Legion is adapted from the Marvel comic of the same name, and comes to us from Noah Hawley who also brought us Fargo the series. Legion is a spin-off of the X-Men Franchise, but doesn't tie-in to any of the films or storylines you’re familiar with. It follows David Haller who was diagnosed as a schizophrenic from a very young age, but in fact his powers might make him one of the most powerful mutants there is. Hawley continues his collaboration with Jeff Russo by bringing him onto Legion, and as expected Russo delivers the goods for a score that excels in many areas.

The best part about Jeff Russo is his ability to merge style and substance to together so we get something that sounds unique enough that you feel like you could hold it in your hands, but is also so rich with character and story. Legion explores different styles such as bold melodies as well as synthetic textures that take us inside the mind of our main character.
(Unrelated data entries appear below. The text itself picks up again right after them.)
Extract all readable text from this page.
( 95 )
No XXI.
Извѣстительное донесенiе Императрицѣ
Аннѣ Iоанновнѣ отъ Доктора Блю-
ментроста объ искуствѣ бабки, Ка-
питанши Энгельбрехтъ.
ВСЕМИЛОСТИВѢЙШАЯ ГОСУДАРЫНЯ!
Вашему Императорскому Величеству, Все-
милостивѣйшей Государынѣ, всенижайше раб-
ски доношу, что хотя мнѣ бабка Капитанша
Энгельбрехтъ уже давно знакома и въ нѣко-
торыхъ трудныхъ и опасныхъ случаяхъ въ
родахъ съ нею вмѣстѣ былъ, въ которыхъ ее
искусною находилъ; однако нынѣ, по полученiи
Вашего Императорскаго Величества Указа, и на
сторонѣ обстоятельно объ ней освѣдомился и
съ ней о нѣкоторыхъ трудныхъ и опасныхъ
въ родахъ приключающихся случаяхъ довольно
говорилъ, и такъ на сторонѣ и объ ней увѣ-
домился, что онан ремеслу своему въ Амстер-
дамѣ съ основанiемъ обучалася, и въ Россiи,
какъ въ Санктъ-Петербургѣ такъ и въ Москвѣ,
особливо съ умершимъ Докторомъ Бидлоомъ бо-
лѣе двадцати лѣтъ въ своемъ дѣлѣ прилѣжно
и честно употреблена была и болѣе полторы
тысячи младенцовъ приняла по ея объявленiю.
The music has a wonderful orchestral aesthetic that makes it feel big and alive, but underneath it all we really get to explore the psychosis of David Haller as a character. Ticks, blurbs, scratches and pulses all meant to replicate neurons firing in your brain are used to really take us into the head of the character. Then we hear these textures layered more with the traditional themes that Jeff has built for the series for an overall soundscape that is both retro and modern. Every now and then things don't mesh, but it hardly detracts from the overall effectiveness of the music.

Legion is a robust score that fleshes out the character David Haller incredibly well. We have the strong thematic material that Jeff Russo is known for and he blends electronics into the orchestral fabric of the score to take us into the mind of David. Synth sounds and textures replicate neurons firing and help us as an audience explore the mind and emotions of the main character all through the music. From big thematic moments to smaller intimate character nuances, Legion’s narrative benefits from everything that Jeff Russo brings to the table.